Raphaël Pitti : C'est un drame. Damas et Moscou ont choisi de terroriser la population en bombardant tous les endroits où les civils se sont réfugiés. Ils ne visent pas les groupes armés, mais des lieux de vie. Les centres médicaux que nous soutenons et dont certains sont financés par des aides gouvernementales françaises sont régulièrement et particulièrement pris pour cible. L'idée de Damas, avec l'aide de Moscou, c'est de maintenir les trois millions de personnes, dont deux millions de déplacés, en état de choc permanent par des bombardements aléatoires et quotidiens. La province d'Idleb ressemble aujourd'hui à un cul-de-sac puisque la frontière avec la Turquie est totalement hermétique pour les civils. Il y a un million d'enfants et la cinquantaine de structures de soins sont totalement sous-équipées pour traiter les pathologies les plus ordinaires.

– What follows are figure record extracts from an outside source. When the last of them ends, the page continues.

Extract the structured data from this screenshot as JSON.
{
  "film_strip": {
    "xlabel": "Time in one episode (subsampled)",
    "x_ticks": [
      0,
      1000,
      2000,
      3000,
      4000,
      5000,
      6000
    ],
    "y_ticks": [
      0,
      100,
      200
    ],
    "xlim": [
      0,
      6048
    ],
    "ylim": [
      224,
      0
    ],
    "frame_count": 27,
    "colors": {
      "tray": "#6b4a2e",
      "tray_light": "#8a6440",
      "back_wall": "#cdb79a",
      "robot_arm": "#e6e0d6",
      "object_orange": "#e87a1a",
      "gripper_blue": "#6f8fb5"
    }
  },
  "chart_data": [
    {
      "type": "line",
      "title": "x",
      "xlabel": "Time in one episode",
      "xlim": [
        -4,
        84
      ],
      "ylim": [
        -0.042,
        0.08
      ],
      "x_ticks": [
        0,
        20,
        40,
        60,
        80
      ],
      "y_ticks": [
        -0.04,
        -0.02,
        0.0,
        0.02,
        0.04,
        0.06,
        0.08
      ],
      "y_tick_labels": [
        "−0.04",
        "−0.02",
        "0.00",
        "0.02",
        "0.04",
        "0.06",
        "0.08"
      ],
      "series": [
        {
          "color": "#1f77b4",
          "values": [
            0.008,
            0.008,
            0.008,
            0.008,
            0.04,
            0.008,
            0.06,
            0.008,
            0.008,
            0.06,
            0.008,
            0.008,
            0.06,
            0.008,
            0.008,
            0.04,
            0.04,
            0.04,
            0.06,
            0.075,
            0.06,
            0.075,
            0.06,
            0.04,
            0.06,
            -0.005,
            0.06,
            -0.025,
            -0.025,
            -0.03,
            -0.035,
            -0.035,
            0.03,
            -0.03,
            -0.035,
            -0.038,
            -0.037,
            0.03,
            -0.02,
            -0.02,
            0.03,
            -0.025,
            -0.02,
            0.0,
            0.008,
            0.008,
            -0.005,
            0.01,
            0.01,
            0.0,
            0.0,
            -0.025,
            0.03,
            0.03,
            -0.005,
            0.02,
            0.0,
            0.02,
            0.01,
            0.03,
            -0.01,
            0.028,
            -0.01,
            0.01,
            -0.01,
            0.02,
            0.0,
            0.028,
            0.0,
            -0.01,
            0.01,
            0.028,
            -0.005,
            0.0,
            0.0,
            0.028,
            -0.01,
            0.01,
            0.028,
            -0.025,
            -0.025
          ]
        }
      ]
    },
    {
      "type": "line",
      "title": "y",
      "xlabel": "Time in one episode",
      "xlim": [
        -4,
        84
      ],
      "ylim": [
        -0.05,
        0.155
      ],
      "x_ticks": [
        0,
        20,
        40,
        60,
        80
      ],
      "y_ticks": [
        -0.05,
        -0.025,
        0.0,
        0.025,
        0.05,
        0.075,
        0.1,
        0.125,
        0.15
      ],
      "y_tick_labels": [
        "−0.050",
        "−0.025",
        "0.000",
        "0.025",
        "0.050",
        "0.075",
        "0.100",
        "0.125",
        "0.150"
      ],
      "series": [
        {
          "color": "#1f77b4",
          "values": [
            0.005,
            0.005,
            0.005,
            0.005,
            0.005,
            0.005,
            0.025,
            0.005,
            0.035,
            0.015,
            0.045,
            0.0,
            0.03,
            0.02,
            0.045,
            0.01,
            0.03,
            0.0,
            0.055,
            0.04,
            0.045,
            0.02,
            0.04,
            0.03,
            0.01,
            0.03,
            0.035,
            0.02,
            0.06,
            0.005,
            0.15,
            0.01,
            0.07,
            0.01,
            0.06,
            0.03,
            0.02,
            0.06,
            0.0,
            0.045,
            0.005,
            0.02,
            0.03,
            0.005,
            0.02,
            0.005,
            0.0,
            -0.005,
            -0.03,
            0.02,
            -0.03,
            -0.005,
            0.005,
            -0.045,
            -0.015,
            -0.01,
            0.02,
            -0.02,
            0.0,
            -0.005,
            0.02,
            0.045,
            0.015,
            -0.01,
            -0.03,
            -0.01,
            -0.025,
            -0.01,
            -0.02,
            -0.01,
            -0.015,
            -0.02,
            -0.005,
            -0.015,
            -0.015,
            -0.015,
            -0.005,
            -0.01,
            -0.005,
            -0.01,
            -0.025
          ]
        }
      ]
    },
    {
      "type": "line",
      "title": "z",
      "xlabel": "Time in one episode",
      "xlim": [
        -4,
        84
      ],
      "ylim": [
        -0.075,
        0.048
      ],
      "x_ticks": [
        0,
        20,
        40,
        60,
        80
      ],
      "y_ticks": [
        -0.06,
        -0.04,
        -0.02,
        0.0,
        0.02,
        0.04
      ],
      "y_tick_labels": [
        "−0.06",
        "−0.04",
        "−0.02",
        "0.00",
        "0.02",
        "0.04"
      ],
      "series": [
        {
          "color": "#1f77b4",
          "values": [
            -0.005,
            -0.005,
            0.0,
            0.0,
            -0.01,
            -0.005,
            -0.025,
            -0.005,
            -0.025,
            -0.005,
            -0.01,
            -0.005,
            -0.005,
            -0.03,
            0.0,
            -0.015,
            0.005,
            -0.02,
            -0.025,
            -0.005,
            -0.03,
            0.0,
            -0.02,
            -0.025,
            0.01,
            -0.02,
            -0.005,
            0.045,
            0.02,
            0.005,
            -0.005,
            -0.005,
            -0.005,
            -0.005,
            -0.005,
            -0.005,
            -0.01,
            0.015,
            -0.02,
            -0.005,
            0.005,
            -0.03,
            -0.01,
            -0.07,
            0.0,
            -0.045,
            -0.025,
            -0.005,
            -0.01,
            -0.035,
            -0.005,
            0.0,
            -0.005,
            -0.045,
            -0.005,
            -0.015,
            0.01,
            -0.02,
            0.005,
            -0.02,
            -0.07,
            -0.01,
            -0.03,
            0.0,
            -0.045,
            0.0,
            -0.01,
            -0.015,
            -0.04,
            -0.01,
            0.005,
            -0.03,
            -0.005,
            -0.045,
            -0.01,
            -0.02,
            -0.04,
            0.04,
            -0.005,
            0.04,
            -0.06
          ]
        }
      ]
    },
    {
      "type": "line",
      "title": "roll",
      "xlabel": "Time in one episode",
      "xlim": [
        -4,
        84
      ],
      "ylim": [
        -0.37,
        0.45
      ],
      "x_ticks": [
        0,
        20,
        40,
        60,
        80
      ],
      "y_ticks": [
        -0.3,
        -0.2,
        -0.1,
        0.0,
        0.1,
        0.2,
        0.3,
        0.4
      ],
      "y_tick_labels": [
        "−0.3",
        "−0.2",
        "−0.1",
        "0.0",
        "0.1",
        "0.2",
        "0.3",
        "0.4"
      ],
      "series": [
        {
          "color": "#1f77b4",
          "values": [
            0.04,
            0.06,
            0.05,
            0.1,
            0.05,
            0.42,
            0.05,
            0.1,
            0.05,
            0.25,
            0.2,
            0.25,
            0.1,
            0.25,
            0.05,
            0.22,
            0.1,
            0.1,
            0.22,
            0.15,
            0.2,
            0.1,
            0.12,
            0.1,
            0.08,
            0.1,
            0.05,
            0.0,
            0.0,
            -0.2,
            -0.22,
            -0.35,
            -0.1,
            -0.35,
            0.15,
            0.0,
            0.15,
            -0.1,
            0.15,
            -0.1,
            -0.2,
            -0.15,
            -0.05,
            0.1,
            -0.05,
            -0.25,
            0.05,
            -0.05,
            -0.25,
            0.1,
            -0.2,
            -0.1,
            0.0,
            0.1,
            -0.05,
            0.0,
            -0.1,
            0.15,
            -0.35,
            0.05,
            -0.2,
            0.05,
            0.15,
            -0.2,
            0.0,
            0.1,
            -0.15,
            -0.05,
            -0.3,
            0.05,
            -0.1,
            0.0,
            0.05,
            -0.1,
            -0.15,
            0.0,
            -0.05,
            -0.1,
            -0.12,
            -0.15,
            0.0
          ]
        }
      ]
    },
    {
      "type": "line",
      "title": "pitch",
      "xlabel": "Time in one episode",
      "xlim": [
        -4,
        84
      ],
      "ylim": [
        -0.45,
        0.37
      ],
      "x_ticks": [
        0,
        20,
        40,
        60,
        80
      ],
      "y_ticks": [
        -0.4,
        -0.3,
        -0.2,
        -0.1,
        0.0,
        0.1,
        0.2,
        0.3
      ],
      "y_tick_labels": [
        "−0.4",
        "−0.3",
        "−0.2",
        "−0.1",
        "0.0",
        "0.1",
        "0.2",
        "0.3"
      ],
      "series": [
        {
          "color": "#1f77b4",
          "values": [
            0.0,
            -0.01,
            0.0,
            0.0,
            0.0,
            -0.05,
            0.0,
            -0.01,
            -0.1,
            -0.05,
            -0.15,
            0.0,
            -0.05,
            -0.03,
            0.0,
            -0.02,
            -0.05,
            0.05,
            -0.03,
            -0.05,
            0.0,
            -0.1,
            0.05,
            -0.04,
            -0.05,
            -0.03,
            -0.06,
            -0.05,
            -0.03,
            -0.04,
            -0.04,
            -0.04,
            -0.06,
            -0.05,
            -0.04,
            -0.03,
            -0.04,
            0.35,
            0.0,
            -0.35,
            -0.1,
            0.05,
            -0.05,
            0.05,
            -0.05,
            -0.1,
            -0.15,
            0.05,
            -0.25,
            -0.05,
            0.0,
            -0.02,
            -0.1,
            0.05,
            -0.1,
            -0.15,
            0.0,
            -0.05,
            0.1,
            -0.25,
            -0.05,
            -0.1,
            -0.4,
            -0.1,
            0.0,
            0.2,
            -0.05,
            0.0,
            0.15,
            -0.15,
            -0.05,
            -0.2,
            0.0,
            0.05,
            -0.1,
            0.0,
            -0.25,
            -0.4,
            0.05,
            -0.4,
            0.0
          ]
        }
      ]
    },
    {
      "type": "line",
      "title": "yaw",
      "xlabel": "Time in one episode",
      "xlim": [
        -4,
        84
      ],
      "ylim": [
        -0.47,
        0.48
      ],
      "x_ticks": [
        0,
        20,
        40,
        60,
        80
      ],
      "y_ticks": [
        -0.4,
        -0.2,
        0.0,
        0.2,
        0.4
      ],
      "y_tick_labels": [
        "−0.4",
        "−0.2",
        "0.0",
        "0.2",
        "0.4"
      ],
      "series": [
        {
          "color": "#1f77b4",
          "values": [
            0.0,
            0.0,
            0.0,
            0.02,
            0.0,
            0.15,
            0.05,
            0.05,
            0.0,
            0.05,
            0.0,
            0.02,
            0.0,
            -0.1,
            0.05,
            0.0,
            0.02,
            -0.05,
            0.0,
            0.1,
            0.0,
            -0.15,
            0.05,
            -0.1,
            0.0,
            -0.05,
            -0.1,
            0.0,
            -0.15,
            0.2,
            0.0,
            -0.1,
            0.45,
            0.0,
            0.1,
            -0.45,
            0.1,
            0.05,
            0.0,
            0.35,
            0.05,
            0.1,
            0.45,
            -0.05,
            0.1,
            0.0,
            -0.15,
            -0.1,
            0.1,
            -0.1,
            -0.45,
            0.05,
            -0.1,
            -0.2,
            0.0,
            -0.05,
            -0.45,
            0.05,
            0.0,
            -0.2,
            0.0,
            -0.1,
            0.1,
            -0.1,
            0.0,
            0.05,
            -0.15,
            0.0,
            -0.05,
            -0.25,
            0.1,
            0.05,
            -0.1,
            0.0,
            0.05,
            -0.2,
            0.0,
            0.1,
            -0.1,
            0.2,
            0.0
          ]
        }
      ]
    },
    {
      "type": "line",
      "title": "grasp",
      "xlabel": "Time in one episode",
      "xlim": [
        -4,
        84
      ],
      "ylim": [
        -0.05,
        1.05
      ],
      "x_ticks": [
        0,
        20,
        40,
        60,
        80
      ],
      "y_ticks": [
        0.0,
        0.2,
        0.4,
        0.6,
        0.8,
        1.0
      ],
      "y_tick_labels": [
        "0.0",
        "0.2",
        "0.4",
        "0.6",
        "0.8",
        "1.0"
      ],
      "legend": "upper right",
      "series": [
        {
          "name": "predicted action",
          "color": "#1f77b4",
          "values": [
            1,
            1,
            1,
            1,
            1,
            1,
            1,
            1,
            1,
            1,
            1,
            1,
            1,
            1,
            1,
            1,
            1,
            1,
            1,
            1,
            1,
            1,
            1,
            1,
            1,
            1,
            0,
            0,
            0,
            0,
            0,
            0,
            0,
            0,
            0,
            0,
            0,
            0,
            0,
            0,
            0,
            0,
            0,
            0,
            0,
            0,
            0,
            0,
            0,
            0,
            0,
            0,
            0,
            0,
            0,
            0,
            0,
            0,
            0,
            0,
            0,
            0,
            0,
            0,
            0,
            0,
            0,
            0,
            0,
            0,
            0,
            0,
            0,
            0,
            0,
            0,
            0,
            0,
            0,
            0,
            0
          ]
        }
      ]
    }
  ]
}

L'aide humanitaire passe-t-elle encore ?

Sauf exception, les ONG occidentales n'interviennent plus directement. Elles passent obligatoirement par le Croissant rouge turc qui achemine l'aide sur le terrain. Les populations se réfugient d'ailleurs à proximité des 12 camps militaires turcs déployés par Ankara depuis quelques mois ou bien le long de la frontière, car Damas est très prudente et évite encore l'affrontement direct avec la Turquie.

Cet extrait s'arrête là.